Weit in Bihar unten fingen sie mich ein,
Seitdem sitz ich in der Zelle ganz allein.
Über mir die Decke ist mein Leichentuch,
Statt der Glocken hör ich Kettengliedgeklirr,
Statt der Lampe leuchten Schlangenaugen mir.
 
Flog ein Pfau hinauf aufs Komitatsgebäude,
Bringt uns armen Burschen die Befreiung heute?
„Bin ein Sträfling, Sträfling! Komm ich je noch frei?
Kann’s nicht mehr ertragen, Gott mein Zeuge sei.”
„Bist im Kerker, davon ist mein Herze wund,
Wenn du frei wirst, Liebster, werd auch ich gesund.”

                           Nagyszalonta (ehem. Komitat Bihar)

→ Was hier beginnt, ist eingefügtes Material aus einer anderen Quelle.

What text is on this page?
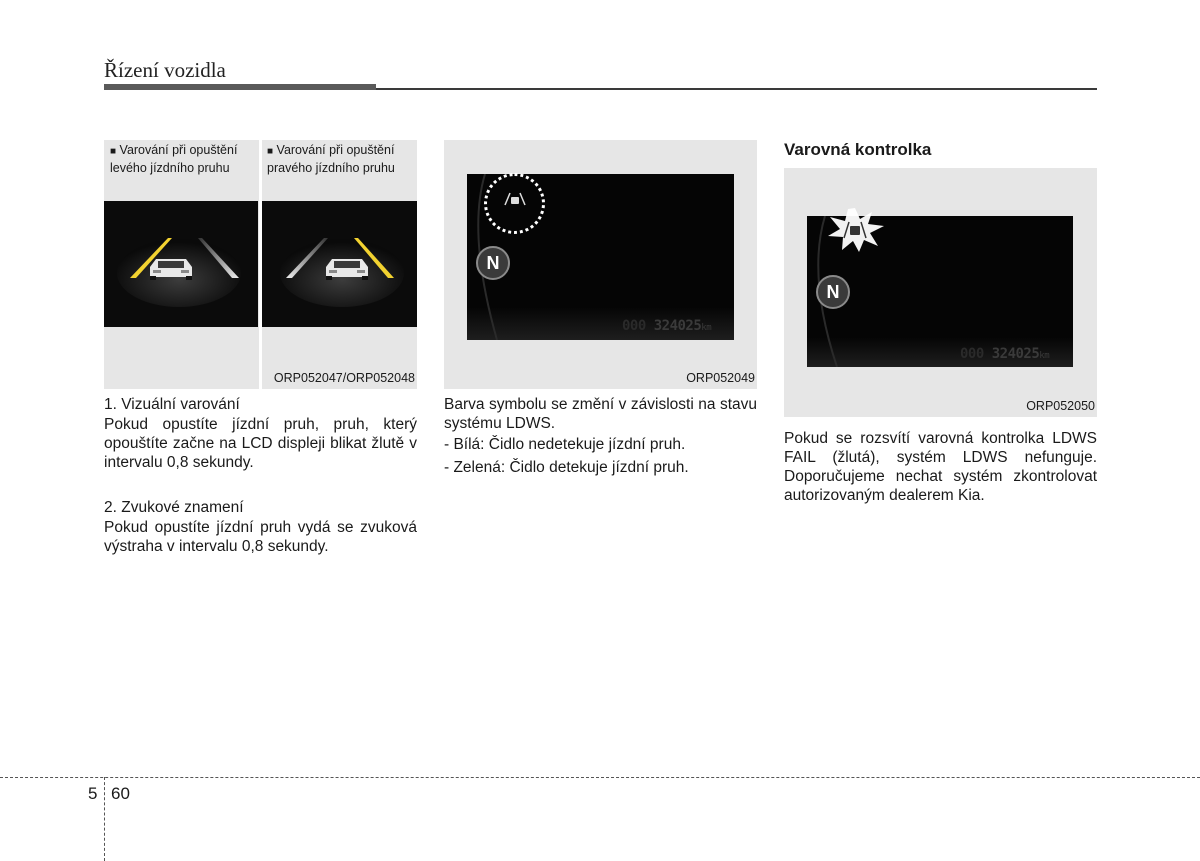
Řízení vozidla
■ Varování při opuštění levého jízdního pruhu
■ Varování při opuštění pravého jízdního pruhu
ORP052047/ORP052048
N
000 324025km
ORP052049
Varovná kontrolka
N
000 324025km
ORP052050
1. Vizuální varování
Pokud opustíte jízdní pruh, pruh, který opouštíte začne na LCD displeji blikat žlutě v intervalu 0,8 sekundy.
2. Zvukové znamení
Pokud opustíte jízdní pruh vydá se zvuková výstraha v intervalu 0,8 sekundy.
Barva symbolu se změní v závislosti na stavu systému LDWS.
- Bílá: Čidlo nedetekuje jízdní pruh.
- Zelená: Čidlo detekuje jízdní pruh.
Pokud se rozsvítí varovná kontrolka LDWS FAIL (žlutá), systém LDWS nefunguje. Doporučujeme nechat systém zkontrolovat autorizovaným dealerem Kia.
5 60
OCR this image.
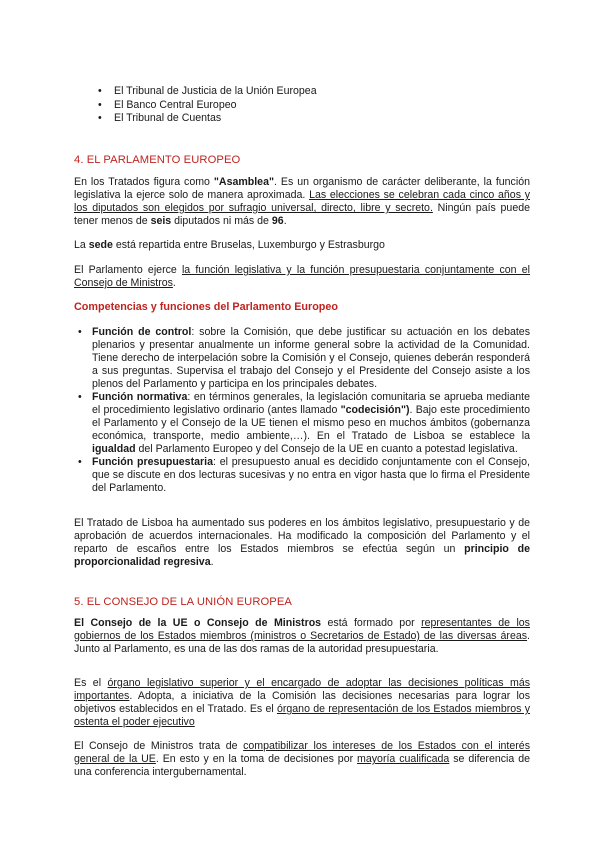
• El Tribunal de Justicia de la Unión Europea
• El Banco Central Europeo
• El Tribunal de Cuentas
4. EL PARLAMENTO EUROPEO

En los Tratados figura como "Asamblea". Es un organismo de carácter deliberante, la función legislativa la ejerce solo de manera aproximada. Las elecciones se celebran cada cinco años y los diputados son elegidos por sufragio universal, directo, libre y secreto. Ningún país puede tener menos de seis diputados ni más de 96.

La sede está repartida entre Bruselas, Luxemburgo y Estrasburgo

El Parlamento ejerce la función legislativa y la función presupuestaria conjuntamente con el Consejo de Ministros.

Competencias y funciones del Parlamento Europeo
• Función de control: sobre la Comisión, que debe justificar su actuación en los debates plenarios y presentar anualmente un informe general sobre la actividad de la Comunidad. Tiene derecho de interpelación sobre la Comisión y el Consejo, quienes deberán responderá a sus preguntas. Supervisa el trabajo del Consejo y el Presidente del Consejo asiste a los plenos del Parlamento y participa en los principales debates.
• Función normativa: en términos generales, la legislación comunitaria se aprueba mediante el procedimiento legislativo ordinario (antes llamado "codecisión"). Bajo este procedimiento el Parlamento y el Consejo de la UE tienen el mismo peso en muchos ámbitos (gobernanza económica, transporte, medio ambiente,…). En el Tratado de Lisboa se establece la igualdad del Parlamento Europeo y del Consejo de la UE en cuanto a potestad legislativa.
• Función presupuestaria: el presupuesto anual es decidido conjuntamente con el Consejo, que se discute en dos lecturas sucesivas y no entra en vigor hasta que lo firma el Presidente del Parlamento.

El Tratado de Lisboa ha aumentado sus poderes en los ámbitos legislativo, presupuestario y de aprobación de acuerdos internacionales. Ha modificado la composición del Parlamento y el reparto de escaños entre los Estados miembros se efectúa según un principio de proporcionalidad regresiva.

5. EL CONSEJO DE LA UNIÓN EUROPEA

El Consejo de la UE o Consejo de Ministros está formado por representantes de los gobiernos de los Estados miembros (ministros o Secretarios de Estado) de las diversas áreas. Junto al Parlamento, es una de las dos ramas de la autoridad presupuestaria.

Es el órgano legislativo superior y el encargado de adoptar las decisiones políticas más importantes. Adopta, a iniciativa de la Comisión las decisiones necesarias para lograr los objetivos establecidos en el Tratado. Es el órgano de representación de los Estados miembros y ostenta el poder ejecutivo

El Consejo de Ministros trata de compatibilizar los intereses de los Estados con el interés general de la UE. En esto y en la toma de decisiones por mayoría cualificada se diferencia de una conferencia intergubernamental.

Die Gefangenenlieder stammen im allgemeinen aus denselben Gegenden wie die Hirten- und Räuberlieder, die meisten aus dem südlichen Teil der Großen Tiefebene. Hier hatte 1868–1871 der Regierungskommissar Graf Gedeon Ráday ein Sondergericht eingerichtet, um dem Räuberwesen ein Ende zu bereiten. Andererseits begann man in diesem Raum am frühesten und am intensivsten Volkslieder zu sammeln. Zwar kennt man auch Gefangenenlieder aus Siebenbürgen und der Moldau, aus Gegenden, in denen man dieser Art Lieder nur ausnahmsweise begegnet; sie sind dort allerdings in Stimmung und Form altertümlicher.